Подъехав к так хорошо уже известному читателю недостроенному господскому дому, Чичиков, к удивлению своему, обнаружил, что не только его ведущие в пустую обшарпанную темноту двери заколочены досками, но и тот маленький флигель, в котором принимал их когда—то Хлобуев, угощая шампанским, тоже забит досками крест—накрест, и потому как проросли сквозь щели в каменных его ступенях цветы и травы, догадался, что Хлобуевы съехали отсюда довольно давно, вероятно, перебравшись в тот самый домик в городе, о котором говорил ему с Платоновым Семён Семёнович.
Увидевши двери заколоченными, Чичиков велел Селифану поворотить к деревне. Въехав на её улицу, он выспросил у первого попавшегося ему навстречу мужика в драном, надетом на голое тело, зипуне об его барине и удостоверился в правильности своей догадки. "Что ж, может, оно и к лучшему, — подумал Чичиков, — в город мне можно являться лишь по крайней надобности, так что уж, господин Хлобуев, не обессудьте, как встречусь с вами, так и расплачусь..." И решив наведаться к братьям Платоновым, дабы засвидетельствовать своё почтение и вернуть им коляску, причинившую ему столько хлопот, он поудобнее устроился на её кожаных подушках, приготовляясь к предстоящему неблизкому пути.

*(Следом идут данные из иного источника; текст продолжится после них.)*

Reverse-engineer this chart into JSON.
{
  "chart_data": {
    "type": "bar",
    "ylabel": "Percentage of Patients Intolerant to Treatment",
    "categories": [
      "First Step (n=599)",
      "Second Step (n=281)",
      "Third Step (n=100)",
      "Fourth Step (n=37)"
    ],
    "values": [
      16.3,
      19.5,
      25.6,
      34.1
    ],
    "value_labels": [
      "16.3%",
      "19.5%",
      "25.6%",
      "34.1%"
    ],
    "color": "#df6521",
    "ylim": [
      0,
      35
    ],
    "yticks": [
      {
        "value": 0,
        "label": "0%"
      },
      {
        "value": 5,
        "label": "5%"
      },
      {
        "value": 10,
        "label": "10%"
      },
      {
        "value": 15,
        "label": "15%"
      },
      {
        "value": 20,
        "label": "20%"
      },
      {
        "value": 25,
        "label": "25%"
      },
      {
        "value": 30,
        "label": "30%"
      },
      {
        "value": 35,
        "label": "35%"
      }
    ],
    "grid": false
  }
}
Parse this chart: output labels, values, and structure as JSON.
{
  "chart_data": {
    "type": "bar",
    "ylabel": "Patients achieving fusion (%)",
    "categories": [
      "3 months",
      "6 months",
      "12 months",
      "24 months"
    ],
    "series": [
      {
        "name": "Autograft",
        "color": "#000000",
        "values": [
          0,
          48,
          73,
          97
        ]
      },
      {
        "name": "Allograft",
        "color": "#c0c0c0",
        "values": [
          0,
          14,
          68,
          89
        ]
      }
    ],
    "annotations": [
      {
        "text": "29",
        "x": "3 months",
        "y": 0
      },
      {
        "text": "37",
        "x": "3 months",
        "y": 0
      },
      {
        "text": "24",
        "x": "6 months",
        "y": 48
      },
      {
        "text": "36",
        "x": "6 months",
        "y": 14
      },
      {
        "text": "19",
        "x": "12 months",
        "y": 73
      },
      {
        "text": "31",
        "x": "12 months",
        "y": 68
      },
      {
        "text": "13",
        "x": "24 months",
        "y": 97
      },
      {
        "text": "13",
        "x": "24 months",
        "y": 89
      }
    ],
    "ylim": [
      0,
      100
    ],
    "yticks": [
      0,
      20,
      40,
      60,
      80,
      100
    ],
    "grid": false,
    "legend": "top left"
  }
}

Только когда стоявшее ещё довольно высоко в небе солнце перевалило за полдень, добрался он до имения братьев Платоновых. Подкатив к крыльцу, Павел Иванович спрыгнул с коляски с ловкостью почти военного человека и заспешил в дом, строя в чертах лица своего радостное выражение.
В уже знакомой читателю погружённой в полумрак прохладной передней не было ни души.
— Эй, хозяева! Есть кто—нибудь?! — возвысив голос, в котором сквозили нотки весёлой игривости, воззвал Павел Иванович, ожидая, какой сейчас наверняка поднимется переполох, как удивятся его внезапному после столь долгого отсутствия появлению хозяева, как забегают слуги, хлопая дверями и стуча сапогами по полу. Но, к его удивлению, на зов его явился один лишь то ли лакей, то ли садовник, как оно и было заведено у Платоновых, в расшитой цветным узором рубахе. На вопрос, где хозяева, он отвечал, что хозяева наверху в комнатах, и отправился по просьбе Павла Ивановича доложить.
Минут через пять он появился вновь, скрипя ступенями старой, ведущей во второй этаж лестницы, и, сказавши, что Платон Михайлович просил извинить, что принять не смогут, а Василий Михайлович сейчас сойдут в гостиную, — удалился. Это немного встревожило и удивило нашего героя, рассчитывавшего, что братья, прослышавши об его появлении, побегут ему навстречу чуть ли не вперегонки, но тут же поспешил себя успокоить тем рассуждением, что, может быть, брату Платону нездоровится и он лежит в постели; принялся ждать и прождал, надо сказать, не минуту и не две, а целых пятнадцать минут, что отсчитали мерно размахивающие маятником большие, стоящие в углу часы. Наконец, послышались на лестнице шаги, и в гостиной появился Василий Михайлович, как—то странно отводящий глаза и улыбающийся смущённою улыбкою.